AfD politicians have also taken aim at the reforms now underway within the KSK. In October, Eva Högl, the parliamentary commissioner for the armed forces — a position designed to safeguard parliamentary control over the Bundeswehr, and, per the official job description, ensure “the principles of Innere Führung are observed” — revealed some of the techniques being applied to weed out aspiring commandos with extreme-right tendencies.

She described witnessing a “hell week” for KSK prospects and explained how, after a 45-kilometer night march followed by a rappelling exercise, exhausted soldiers were placed in a one-on-one talk with a psychologist and asked questions like: “Does Germany have to be protected from immigration?” In reaction to this interview, Otten, the AfD parliamentarian and retired Bundeswehr officer, tweeted: “It is unbelievable how perfidious the snooping of attitudes is carried out in the #Bundeswehr!”
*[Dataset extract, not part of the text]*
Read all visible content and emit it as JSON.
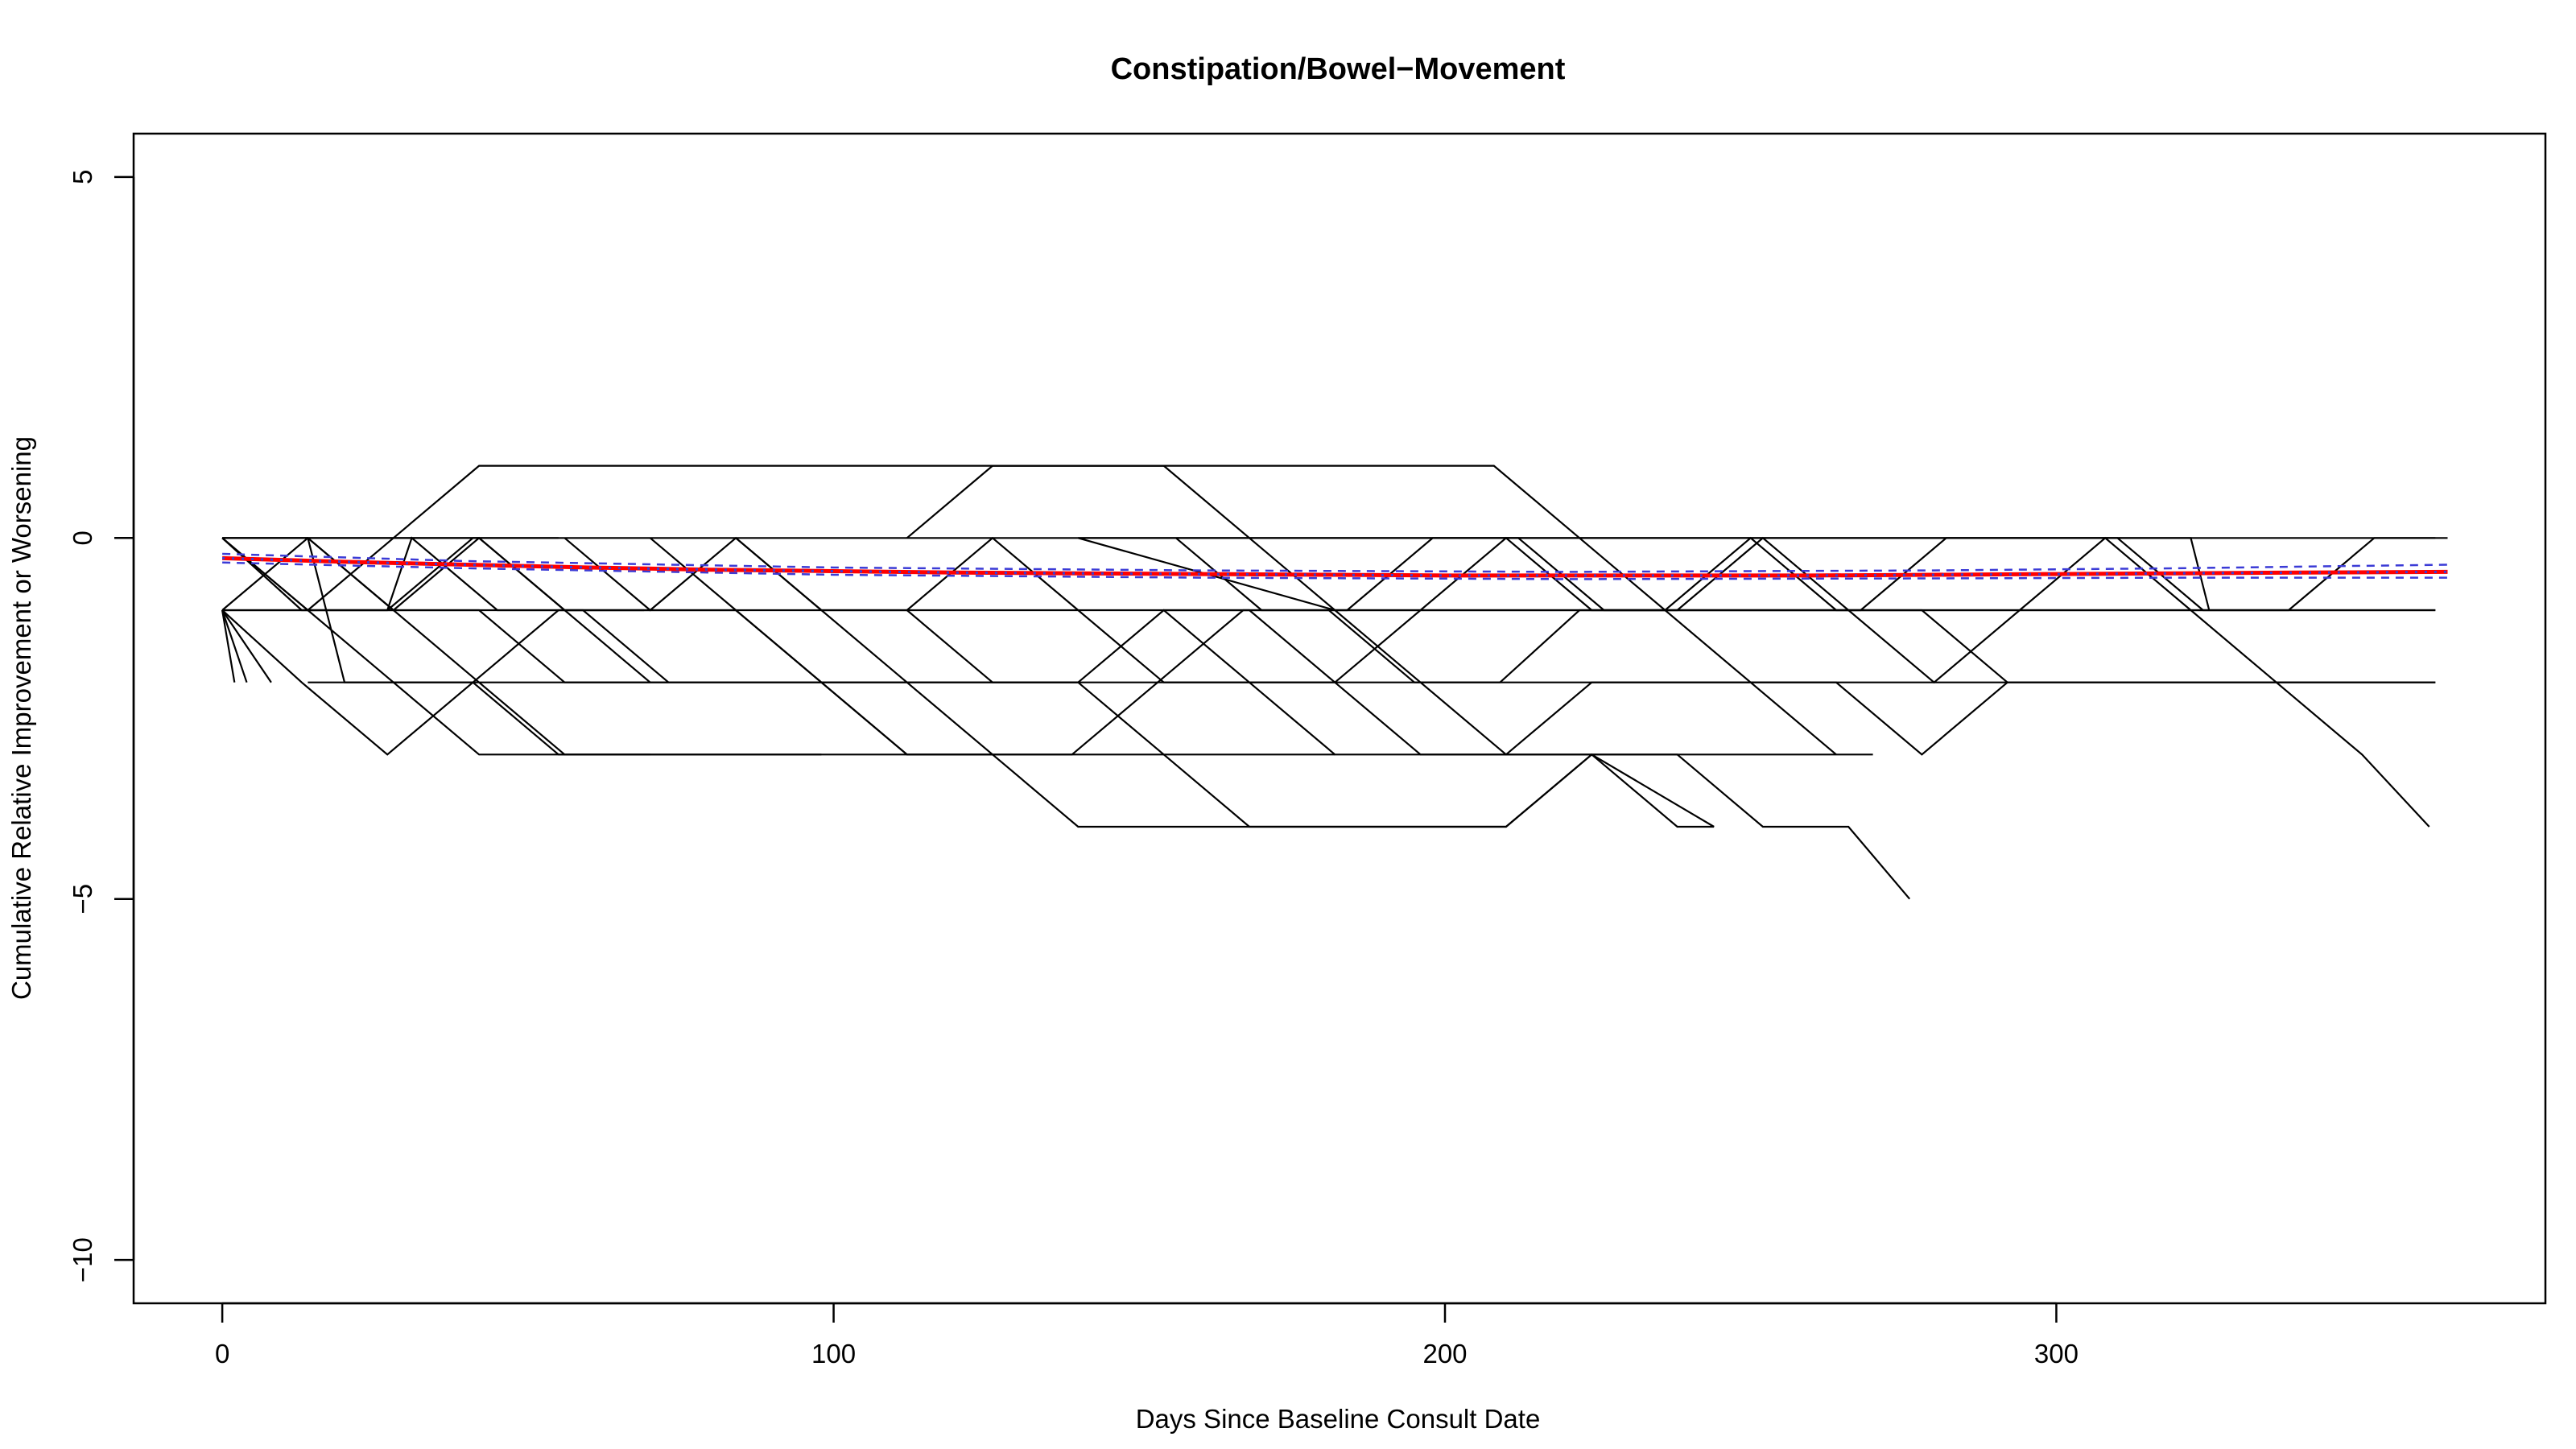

As the AfD wages a campaign to win acolytes from the military ranks, the stakes for the effectiveness of the reforms now underway within the KSK could hardly be higher.

In an interim report to the defense minister, Eberhard Zorn — Germany’s top general — expressed optimism that the reforms would bear fruit and that the KSK would return to a “stronger operations” role this year. But he didn’t suggest the road would be easy.

“We see encouraging professionalism and determination, but also legitimate questions and concerns from those affected,” he wrote. “All those responsible for the service members here are facing a particular challenge.”